Estos beréberes nuevos se diferenciaban de los andalusíes por la fuerza que al inicio mostraban sus estructuras feudales, aunque, poco a poco, se consolidó su arabización, siendo un notable ejemplo de asimilación a la cultura árabe el caso del emir Abdállah de Granada, como queda patente en sus famosas Memorias, El siglo XI en 1ª persona. El nombre del emir, Badis, fue habitual entre la rama de los ziríes, que regían Ifriqiya desde finales del s. X; Badis se llamó también el tercer emir Zirí de Ifriqiya, que enlaza a través de Zirí con la rama de Granada —aquel era Badis b. al Mansur b. Buluggin b. Zirí—, que tomó como sobrenombre honorífico el de Nasir al Dawla (1015-16).

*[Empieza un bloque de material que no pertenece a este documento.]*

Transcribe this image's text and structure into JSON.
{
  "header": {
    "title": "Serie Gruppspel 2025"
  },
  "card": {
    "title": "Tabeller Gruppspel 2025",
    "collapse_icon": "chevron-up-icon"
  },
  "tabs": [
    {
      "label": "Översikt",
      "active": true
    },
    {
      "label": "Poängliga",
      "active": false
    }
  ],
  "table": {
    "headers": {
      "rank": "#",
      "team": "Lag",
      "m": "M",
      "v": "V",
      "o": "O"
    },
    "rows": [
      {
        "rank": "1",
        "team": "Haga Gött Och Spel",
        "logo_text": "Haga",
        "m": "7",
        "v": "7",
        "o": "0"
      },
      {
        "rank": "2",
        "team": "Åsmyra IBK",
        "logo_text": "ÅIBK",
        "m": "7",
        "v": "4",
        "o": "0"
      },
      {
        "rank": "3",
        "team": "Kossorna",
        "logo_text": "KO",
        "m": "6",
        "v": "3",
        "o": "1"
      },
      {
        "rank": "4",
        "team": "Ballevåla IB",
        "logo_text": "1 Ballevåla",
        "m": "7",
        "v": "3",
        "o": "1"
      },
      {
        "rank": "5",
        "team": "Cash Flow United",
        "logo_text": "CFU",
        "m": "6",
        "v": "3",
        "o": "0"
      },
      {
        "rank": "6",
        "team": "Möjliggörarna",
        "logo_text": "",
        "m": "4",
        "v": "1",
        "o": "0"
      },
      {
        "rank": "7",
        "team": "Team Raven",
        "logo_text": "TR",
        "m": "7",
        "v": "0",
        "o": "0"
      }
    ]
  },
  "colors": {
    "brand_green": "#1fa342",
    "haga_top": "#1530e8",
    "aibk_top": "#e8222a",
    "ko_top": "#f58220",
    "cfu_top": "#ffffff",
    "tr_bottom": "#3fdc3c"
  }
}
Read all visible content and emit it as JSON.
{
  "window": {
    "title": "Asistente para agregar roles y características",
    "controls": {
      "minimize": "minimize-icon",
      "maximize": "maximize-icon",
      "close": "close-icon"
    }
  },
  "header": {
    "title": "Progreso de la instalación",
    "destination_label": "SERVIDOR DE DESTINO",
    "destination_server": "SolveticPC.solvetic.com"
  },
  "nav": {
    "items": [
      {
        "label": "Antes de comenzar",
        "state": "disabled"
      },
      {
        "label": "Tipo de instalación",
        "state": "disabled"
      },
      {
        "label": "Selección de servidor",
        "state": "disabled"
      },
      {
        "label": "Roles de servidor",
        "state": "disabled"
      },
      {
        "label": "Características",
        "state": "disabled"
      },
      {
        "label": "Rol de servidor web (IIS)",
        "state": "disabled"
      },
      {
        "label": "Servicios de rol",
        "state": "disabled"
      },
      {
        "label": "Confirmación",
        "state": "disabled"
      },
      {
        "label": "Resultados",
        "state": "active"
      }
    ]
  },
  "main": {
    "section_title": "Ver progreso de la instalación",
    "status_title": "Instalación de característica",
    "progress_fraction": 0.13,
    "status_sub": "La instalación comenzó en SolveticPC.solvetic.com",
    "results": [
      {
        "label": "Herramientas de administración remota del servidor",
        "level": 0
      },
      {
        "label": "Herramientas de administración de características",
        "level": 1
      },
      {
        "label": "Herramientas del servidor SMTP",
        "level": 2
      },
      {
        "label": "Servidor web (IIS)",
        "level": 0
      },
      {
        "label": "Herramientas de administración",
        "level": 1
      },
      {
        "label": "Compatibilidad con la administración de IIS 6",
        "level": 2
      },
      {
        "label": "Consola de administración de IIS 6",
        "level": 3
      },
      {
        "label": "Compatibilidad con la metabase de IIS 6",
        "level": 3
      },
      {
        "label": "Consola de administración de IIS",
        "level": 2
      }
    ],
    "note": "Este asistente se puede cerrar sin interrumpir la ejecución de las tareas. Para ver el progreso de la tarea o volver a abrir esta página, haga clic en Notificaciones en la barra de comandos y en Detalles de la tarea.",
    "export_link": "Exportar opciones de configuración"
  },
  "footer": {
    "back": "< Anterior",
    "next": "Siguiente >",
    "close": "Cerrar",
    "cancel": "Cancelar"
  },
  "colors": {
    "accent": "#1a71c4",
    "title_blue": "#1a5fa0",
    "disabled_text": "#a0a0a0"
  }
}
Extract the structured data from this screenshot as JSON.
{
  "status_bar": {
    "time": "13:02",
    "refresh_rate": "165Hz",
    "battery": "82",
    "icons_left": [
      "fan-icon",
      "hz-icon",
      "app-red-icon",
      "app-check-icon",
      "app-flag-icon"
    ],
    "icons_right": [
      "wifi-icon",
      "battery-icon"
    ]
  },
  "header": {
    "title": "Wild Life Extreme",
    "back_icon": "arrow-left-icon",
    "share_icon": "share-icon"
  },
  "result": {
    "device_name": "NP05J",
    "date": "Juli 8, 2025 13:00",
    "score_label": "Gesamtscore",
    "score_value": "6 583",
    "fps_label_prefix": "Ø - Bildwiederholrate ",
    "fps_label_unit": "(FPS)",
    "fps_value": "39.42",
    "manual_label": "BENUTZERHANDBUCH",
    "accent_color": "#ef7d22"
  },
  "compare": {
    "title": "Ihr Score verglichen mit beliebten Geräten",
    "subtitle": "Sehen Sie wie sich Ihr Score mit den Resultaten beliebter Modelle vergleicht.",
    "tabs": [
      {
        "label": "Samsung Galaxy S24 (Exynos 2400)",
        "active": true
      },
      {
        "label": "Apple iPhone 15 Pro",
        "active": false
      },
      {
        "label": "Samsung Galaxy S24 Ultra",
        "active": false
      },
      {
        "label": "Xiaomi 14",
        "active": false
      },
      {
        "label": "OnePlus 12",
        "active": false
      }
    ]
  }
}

Una vez que Badis se situó en el lugar de máxima responsabilidad de su taifa, se ocupó con interés de los asuntos ya iniciados por sus antecesores. En concreto, en lo que se refiere al proceso de edificación de la capital, Badis mantuvo la atención y el cuidado de sus antecesores en este asunto, al menos así lo afirmaba al Idrisi (s. XII): [fueron] consolidadas sus murallas y construida su alcazaba por Habus b. Maksan Zirí al Sinhayi, a quien sucedió su hijo Badis b. Habus, en cuyo tiempo fue completada la edificación de Granada y su poblamiento que aún continúa.

Afirman las fuentes que Badis estuvo aconsejado, en general, por un judío, Samuel b. Nagrela, que desde los últimos tiempos de Habus b. Maksan Zirí venía destacando en la administración, ascendiendo rápidamente en la corte Zirí hasta su muerte en 1056. Había dejado entonces su puesto preeminente en la Administración de Granada a su hijo José. Samuel b. Nagrela estuvo siempre en la escena granadina, y cierta responsabilidad parece haber tenido en el deterioro de relaciones entre Almería y Granada, que acabaron con la invasión del territorio granadino por parte de Zuhair, vencido en 1038, a raíz de la cual ocupó Granada tierras al noroeste de Almería y recuperó Jaén.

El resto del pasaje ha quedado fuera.